Reseeding Corrosion
You may need to restart every Corrosion node from an earlier snapshot. Common reasons include:
- Major corrosion updates — a version upgrade might have changed the database structure of internal tables in an incompatible way.
- Breaking schema change — you need to make a breaking change to your database schema that cr-sqlite forbids like for ex. removing a column.
- Bad data spreading — unwanted data is propagating through the cluster, and restoring a known-good snapshot is faster than deleting or repairing it. We call this restore-from-snapshot workflow a reseed. The rest of this document explains how to do it safely.
Warning — data loss is expected. Reseeding from a snapshot means any writes accepted after the snapshot was taken will be lost. Either stop all writes before taking the snapshot, or be prepared to replay the missing writes afterward (see Re-insert any missing data).
Overview
The migration is performed in three phases:
- On a single node, create a clean snapshot suitable (skip if you already have one).
- Distribute the snapshot, stop corrosion and restore it on every node.
- Start corrosion and re-apply any writes that happened after the snapshot was taken.
1. Prepare a clean snapshot
Pick one node in the old cluster and use it as the source of truth for the snapshot. All other nodes will be restored from the backup created from this node.
1.1 Create a backup
While the corrosion agent is still running on the source node:
corrosion backup /path/to/snapshot.db
corrosion backup runs VACUUM INTO and strips per-node state
(crsql_site_id, __corro_members, __corro_subs, consul hash tables),
so the backup is often smaller than the running database.
1.2 Bump the cluster id
A new cluster_id ensures nodes that come up with the new snapshot don't
accidentally talk to any nodes still on the old snapshot. Run this against
the backup you just created:
sqlite3 /path/to/snapshot.db <<'SQL'
INSERT INTO __corro_state(key, value)
VALUES ('cluster_id', 1)
ON CONFLICT(key)
DO UPDATE SET value = value + 1;
SQL
If no cluster_id is set (it defaults to 0 when unset) this inserts 1;
otherwise it increments the existing value by one.
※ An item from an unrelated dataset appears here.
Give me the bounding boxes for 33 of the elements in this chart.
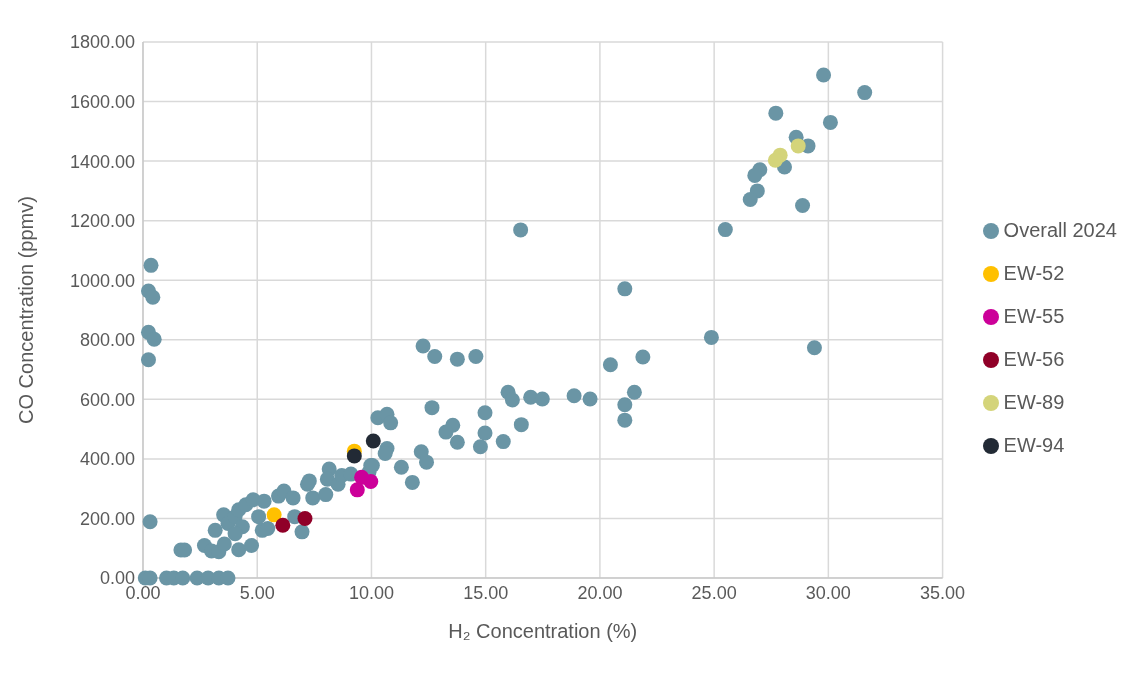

1.3 Drop cr-sqlite internal tables (optional)
Do this if either of the following applies:
- You're upgrading versions and the cr-sqlite internal table schema has changed.
- Your database has grown large and you want a clean reset.
Dropping these tables lets them be recreated under the new schema (if schema changed) on startup. Run everything below against the snapshot file, not the live database.
Drop the clock and primary-key tables:
# Drop every internal cr-sqlite table.
sqlite3 /path/to/snapshot.db ".mode list" "SELECT 'DROP TABLE ' || name || ';' \
FROM sqlite_schema \
WHERE type = 'table' \
AND (name LIKE '%__crsql_clock' \
OR name LIKE '%__crsql_pks');" | sqlite3 /path/to/snapshot.db
This generates DROP TABLE statements from the schema, then pipes them back into sqlite3 to execute.
Drop bookkeeping and reclaim space:
sqlite3 /path/to/snapshot.db <<'SQL'
DROP TABLE IF EXISTS __corro_bookkeeping;
VACUUM;
SQL
The VACUUM reclaims space freed by the dropped tables and keeps the snapshot small for transfer.
1.4 Publish the snapshot
Compress the snapshot and upload it to a location every node can reach (S3, an internal artifact store, etc.):
pigz /path/to/snapshot.db
# upload /path/to/snapshot.db.gz somewhere
2. Restore every node from the snapshot
Repeat these steps on every node in the cluster:
-
(Version upgrade only) Install the new
corrosionbinary . -
Download and decompress the snapshot to a local path.
-
Stop the Corrosion agent.
corrosion restorerefuses to run while the agent is up. -
Restore:
corrosion restore /path/to/snapshot.db -
Start the Corrosion agent.
Once a node starts, it will recreate the <table>__crsql_clock and
<table>__crsql_pks tables with the new schema if needed and start gossiping
changes.
3. Re-insert any missing data
Any rows written between the snapshot being taken (step 1.1) and the cluster
coming back up on v1 are not present in the restored database. Re-apply them
normally (via POST /v1/transactions or the PostgreSQL endpoint)
so they get re-inserted and gossiped to the rest of the cluster.
If you took the snapshot during a write freeze there is nothing to do; the cluster is fully migrated.